Smoked Gemfish
Hot Olive Dip

A decadent & warming dip to be shared with friends.

Recipe and photography by Sally Cameron.

olive dip

Serves 8 | Preparation time: 10mins | Cooking time: 20mins


200g ahiaTM freshly smoked gemfish
1 cup green stuffed olives, sliced
1 cup chopped artichoke hearts
150g parmesan cheese, grated
1/2 cup crème fraiche
1 cup mayonnaise
2 cloves garlic, crushed
150g baby spinach
To serve, bread sticks, crackers


Preheat the oven to 160°C fan bake. Grease a 2 litre heavy based serving dish with a little melted butter.

Remove the ahiaTM freshly smoked gemfish from the packaging and allow to rest at room temperature for 5 minutes.

Combine the green olives, artichokes, half of the Parmesan cheese, crème fraiche, mayonnaise, garlic and spinach leaves together in a bowl, and mix well.
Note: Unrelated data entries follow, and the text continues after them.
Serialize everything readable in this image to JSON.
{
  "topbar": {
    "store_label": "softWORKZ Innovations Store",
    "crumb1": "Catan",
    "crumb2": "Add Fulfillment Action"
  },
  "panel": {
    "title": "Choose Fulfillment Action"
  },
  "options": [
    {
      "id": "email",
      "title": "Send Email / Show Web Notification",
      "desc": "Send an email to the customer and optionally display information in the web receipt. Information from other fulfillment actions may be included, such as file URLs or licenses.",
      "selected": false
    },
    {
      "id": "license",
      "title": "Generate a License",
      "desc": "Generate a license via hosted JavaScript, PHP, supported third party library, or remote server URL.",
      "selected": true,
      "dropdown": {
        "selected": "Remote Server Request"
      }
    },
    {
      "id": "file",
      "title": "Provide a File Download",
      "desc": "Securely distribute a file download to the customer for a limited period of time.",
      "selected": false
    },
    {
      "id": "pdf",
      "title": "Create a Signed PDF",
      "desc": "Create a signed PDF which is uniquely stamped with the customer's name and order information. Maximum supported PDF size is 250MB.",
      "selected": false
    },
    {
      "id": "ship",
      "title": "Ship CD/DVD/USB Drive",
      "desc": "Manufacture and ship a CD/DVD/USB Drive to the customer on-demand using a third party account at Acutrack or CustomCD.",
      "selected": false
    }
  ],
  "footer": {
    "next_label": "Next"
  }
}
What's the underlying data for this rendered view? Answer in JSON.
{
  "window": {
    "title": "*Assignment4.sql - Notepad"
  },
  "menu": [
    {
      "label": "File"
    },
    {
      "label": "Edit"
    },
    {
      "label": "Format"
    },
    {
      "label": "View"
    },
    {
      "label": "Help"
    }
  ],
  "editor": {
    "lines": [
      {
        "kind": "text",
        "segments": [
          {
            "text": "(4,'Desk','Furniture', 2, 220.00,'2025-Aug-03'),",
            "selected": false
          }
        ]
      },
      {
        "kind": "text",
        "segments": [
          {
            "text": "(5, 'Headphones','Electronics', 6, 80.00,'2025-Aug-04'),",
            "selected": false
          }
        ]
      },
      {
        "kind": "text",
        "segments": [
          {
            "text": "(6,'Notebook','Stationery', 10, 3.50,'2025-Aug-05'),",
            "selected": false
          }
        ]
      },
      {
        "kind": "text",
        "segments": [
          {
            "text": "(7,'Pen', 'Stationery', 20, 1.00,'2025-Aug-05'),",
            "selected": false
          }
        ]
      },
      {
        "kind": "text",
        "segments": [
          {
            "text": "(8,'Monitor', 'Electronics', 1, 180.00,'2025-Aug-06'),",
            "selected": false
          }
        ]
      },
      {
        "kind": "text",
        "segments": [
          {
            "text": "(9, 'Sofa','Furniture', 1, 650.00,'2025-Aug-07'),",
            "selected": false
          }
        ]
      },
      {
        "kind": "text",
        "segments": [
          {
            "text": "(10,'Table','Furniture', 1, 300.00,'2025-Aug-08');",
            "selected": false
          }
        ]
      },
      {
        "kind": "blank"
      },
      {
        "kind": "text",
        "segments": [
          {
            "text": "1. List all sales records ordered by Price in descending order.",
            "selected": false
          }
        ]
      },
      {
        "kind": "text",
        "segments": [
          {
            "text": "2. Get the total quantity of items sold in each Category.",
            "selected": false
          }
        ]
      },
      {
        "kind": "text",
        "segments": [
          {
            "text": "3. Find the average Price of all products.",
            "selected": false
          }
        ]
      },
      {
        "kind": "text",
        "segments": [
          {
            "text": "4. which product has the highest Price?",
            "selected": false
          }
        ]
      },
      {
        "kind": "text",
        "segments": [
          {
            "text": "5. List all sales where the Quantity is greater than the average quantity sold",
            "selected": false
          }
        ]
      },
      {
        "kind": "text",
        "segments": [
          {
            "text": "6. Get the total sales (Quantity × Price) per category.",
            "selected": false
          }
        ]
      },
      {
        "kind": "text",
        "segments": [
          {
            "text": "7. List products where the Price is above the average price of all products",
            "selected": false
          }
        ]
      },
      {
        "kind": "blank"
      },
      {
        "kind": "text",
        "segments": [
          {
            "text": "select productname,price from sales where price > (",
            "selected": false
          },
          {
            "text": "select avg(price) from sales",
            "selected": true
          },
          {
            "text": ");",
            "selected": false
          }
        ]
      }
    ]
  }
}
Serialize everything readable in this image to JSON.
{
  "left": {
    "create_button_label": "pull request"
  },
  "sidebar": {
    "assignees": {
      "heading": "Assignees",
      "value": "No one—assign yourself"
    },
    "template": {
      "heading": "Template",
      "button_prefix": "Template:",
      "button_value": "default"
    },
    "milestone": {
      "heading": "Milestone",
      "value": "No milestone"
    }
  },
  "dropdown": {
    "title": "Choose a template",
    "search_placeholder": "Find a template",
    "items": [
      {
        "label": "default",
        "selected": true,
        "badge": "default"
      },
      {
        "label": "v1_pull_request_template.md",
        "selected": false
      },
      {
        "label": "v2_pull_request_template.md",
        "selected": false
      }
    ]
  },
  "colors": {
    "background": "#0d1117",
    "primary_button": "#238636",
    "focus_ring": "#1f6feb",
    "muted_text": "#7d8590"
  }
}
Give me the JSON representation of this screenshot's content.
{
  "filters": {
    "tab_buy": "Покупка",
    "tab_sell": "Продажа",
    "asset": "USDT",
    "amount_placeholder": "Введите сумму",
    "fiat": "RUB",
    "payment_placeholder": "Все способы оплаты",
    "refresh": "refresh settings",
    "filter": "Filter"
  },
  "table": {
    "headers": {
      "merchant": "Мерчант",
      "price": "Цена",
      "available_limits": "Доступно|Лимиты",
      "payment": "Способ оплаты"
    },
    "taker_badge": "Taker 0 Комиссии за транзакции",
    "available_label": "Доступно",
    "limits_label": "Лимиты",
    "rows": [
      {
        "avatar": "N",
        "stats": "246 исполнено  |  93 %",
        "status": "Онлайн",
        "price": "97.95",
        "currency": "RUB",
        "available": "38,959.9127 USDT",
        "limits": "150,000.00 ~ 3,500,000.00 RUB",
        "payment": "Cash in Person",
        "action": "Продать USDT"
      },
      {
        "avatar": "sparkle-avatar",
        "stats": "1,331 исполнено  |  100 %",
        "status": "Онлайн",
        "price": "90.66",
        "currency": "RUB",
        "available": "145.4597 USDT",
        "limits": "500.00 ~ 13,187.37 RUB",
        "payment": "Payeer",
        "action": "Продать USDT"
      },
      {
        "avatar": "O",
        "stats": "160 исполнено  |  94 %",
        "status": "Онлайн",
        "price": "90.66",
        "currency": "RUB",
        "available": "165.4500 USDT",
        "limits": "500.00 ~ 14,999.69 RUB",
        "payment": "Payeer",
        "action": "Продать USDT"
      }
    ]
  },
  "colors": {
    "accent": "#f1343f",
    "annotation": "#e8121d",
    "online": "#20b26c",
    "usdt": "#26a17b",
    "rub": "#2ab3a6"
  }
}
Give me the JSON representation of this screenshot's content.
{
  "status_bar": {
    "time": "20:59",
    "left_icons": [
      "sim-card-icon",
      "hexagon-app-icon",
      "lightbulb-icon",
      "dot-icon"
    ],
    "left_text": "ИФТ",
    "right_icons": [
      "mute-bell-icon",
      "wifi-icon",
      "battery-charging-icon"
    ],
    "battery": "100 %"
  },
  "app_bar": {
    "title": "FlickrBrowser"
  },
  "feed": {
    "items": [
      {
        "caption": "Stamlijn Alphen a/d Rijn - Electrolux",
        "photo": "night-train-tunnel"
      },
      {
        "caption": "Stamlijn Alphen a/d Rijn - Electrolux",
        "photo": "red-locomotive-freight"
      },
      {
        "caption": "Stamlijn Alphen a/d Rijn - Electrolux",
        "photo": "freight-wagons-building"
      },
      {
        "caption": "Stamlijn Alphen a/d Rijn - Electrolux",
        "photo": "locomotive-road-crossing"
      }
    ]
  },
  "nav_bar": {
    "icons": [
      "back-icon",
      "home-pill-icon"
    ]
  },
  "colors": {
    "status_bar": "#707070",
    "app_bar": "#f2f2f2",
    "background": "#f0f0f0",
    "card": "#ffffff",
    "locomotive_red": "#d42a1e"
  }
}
Flake the smoked fish using a fork to break the pieces apart. Add to the mix and stir in. Season to taste with salt and freshly ground black pepper.

Sprinkle over the remaining Parmesan cheese. Bake in oven for 20 minutes until the dip is golden on top. Serve while hot with crusty bread sticks or crackers of choice.